Despite the pandemic and recession, home sales are booming. In fact, demand is outpacing residential construction. The gap between housing needs and housing production has never been wider. A major obstacle to filling it: The nation’s home builders face a severe skilled labor shortage. Some of the jobs that are in highest demand are carpenters, electricians, HVAC and solar installers, plumbers, painters, and masonry workers. In the last six months, unfilled positions in construction have averaged 275,000, according to Robert Dietz, chief economist at the National Association of Home Builders (NAHB).
The unrepealable law of supply and demand is driving up home prices, making the country’s longstanding affordable housing crisis grow even deeper. Meanwhile, a heartbreakingly high number of Americans are losing their jobs in hospitality and other service industries. A disproportionate number of young people, women, minorities, and lower-income adults have been hit the hardest.
A solution to these three, simultaneous problems—unemployment, skilled labor shortages and lack of housing availability—seems obvious. As housing demand soars, the acute labor shortage in the home construction business can provide new opportunities to unemployed workers. Even better, with labor in such short supply, builders must pay more for their workers. And in a pandemic-driven economic downturn nationwide in scope, it’s important to note that the housing shortfall provides these new opportunities in every region of the country.

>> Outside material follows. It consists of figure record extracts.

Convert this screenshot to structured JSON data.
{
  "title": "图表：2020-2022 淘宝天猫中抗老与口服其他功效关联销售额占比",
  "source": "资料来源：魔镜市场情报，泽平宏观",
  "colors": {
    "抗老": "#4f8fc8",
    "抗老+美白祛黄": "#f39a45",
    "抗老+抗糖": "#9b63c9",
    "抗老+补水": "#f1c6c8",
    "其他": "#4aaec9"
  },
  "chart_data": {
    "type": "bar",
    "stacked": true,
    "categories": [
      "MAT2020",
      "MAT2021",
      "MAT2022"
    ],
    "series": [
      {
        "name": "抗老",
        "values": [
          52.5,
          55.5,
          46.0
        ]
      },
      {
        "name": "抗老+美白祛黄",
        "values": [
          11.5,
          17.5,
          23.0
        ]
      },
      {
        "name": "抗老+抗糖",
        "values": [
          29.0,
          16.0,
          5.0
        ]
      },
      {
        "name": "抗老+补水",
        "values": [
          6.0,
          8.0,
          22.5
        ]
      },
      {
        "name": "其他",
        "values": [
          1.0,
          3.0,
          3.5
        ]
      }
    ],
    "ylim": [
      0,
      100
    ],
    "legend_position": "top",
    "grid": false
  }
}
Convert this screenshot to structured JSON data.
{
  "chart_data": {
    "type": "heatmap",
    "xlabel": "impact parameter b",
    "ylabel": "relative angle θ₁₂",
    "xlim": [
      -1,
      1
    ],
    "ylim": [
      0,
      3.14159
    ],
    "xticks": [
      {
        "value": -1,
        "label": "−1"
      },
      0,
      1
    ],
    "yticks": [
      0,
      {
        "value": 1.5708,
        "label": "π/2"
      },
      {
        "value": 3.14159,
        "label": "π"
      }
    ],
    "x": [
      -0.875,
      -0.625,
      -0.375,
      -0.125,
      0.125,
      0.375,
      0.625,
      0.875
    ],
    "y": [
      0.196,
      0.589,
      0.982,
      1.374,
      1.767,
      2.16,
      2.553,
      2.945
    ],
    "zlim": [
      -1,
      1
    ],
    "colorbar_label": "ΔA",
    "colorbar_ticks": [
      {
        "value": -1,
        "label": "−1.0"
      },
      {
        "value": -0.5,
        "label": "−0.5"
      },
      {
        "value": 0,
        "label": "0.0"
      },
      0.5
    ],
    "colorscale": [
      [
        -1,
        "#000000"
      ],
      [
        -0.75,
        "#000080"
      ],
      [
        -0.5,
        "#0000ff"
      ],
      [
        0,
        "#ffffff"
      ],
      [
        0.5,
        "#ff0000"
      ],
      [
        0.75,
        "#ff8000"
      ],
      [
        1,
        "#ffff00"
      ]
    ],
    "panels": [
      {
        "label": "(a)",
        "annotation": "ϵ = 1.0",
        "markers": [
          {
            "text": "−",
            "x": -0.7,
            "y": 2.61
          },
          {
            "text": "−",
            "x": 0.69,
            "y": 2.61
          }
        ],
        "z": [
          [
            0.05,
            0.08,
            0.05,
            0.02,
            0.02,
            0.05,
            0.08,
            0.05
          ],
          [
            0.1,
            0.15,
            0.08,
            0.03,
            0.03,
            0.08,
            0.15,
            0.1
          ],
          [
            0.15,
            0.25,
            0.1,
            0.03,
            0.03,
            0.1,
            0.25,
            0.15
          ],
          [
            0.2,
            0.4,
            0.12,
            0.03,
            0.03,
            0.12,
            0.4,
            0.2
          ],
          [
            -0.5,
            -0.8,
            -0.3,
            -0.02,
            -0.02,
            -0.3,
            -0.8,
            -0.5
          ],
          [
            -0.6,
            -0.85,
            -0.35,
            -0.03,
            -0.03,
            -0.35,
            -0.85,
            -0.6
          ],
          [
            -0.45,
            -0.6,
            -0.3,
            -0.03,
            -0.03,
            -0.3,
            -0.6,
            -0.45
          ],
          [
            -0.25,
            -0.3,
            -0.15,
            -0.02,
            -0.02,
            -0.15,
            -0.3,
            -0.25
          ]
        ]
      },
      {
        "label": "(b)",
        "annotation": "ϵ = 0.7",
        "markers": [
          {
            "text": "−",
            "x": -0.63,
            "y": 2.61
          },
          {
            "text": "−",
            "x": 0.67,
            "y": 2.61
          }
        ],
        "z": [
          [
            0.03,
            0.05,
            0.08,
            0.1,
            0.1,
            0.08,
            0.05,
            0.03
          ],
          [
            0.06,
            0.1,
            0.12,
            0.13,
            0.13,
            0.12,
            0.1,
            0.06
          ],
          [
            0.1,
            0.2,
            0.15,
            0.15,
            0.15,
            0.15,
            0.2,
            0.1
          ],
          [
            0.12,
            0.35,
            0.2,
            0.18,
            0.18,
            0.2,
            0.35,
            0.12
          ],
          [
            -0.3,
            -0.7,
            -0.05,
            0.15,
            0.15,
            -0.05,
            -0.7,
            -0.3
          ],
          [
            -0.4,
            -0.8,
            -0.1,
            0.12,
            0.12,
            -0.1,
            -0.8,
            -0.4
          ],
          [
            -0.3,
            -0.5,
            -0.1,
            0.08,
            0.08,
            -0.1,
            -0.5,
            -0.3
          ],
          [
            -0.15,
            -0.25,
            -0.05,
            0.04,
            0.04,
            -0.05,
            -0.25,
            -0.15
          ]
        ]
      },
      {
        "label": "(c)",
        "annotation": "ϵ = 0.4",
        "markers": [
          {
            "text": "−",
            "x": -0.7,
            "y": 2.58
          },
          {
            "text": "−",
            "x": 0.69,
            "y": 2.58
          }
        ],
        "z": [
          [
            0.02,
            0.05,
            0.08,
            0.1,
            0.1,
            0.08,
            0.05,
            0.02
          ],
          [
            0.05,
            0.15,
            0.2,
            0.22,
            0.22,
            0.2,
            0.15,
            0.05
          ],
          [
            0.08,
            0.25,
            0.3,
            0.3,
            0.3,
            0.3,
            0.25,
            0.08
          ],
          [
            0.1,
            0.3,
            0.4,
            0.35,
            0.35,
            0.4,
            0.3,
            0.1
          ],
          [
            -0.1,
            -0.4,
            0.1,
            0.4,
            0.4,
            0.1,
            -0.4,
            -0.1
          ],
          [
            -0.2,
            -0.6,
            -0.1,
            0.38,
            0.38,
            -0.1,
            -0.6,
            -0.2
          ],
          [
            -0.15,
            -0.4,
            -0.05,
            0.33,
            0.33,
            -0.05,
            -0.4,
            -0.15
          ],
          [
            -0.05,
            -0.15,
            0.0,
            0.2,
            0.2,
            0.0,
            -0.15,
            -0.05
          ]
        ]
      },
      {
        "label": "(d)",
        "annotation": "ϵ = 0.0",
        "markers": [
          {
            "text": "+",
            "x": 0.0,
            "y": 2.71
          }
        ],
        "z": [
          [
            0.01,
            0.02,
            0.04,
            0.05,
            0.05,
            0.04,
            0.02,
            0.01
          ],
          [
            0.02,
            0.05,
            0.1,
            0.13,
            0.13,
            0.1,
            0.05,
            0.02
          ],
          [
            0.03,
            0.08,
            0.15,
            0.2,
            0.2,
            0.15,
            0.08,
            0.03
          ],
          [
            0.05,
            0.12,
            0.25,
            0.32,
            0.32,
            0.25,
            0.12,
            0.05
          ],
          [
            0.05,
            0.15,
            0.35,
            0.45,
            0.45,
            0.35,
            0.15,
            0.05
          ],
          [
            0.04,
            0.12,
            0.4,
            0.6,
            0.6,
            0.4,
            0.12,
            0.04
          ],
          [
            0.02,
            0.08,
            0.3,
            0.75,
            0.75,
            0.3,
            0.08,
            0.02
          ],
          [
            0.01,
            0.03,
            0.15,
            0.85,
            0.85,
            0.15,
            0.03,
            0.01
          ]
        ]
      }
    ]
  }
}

It’s time for a major national push to train new workers in the skilled building trades. Leaders in housing and workforce training must come together, first to change the perception of trade jobs and then provide the education and resources for those who need and want to enter a new field in this changing economy.
A good place to begin building greater momentum for a cross-industry effort is with state housing finance agencies (HFAs) and local home builder associations (HBAs).
HFAs are state-chartered, nonprofit organizations that provide financing and other services for affordable housing and community development. But they are more than reliable sources of capital in the affordable housing system. Over and over, state HFAs have demonstrated their powerful ability to create nonpartisan coalitions of housing interests in their states, across the entire spectrum of the private, public, and nonprofit sectors. And that’s where they can play a vital role in helping to solve the housing production gap.
What can state HFAs do? To start, they can make workforce development a major priority. For example, in Memphis, Tennessee, the Tennessee Builders Education Foundation (TBEF) launched its trade skills training program in 2019 with seed money granted by the Tennessee Housing Development Agency. TBEF started with three high schools where Black students were in the majority. More than 150 students quickly enrolled. By the spring of 2020, another three high schools were added and a total of 248 students were learning building trades. While the pandemic forced Shelby County schools to close before students could complete their training, TBEF board member Keith Grant invited program participants to meet with him and his subcontractors. Several dozen accepted the invitation, and all of them left with job offers.
Likewise, HBAs, which form a nationwide network of the membership groups that organize home builders at the local level, can play an important role as well. They know their markets backward and forward, and they can match the labor needs of builders and subcontractors with a steady supply of newly trained workers. Many HBAs already are working with some of the nation’s leading nonprofits for training in the skilled trades. The Home Builders Institute (HBI), historically renowned in the construction industry for its training curricula, is making significant inroads—stepping up its efforts to join forces with local school systems, state HFAs, and other state-based organizations to help close the skilled labor gap. HBI, in partnership with the NAHB, has pledged to train 50,000 workers over five years to prepare students for building industry careers and meet the demand for skilled labor. The organization’s placement rate among students is more than 85%. With greater partnerships with state HFAs, and other state, regional, and local groups, it can be even higher.
Yes, the housing market is roaring. Economists expect a pent-up demand to last. But with the shortage of skilled labor, the nation simply cannot build enough homes to satisfy the needs of those seeking homeownership,
The choice is clear. To build homes, especially when the economy rebounds and demand grows even stronger, America needs more skilled workers now, particularly those who are newly trained, who have not traditionally been part of the construction workforce, and who have been inordinately affected by the pandemic and recession. Workers trained in the building trade skills increase productivity, which lowers costs to consumers. Home builders and their local associations, and state housing finance agencies, all working together to support skills training of young men and women now will mean more good jobs and a larger supply of affordable housing in an economic recovery.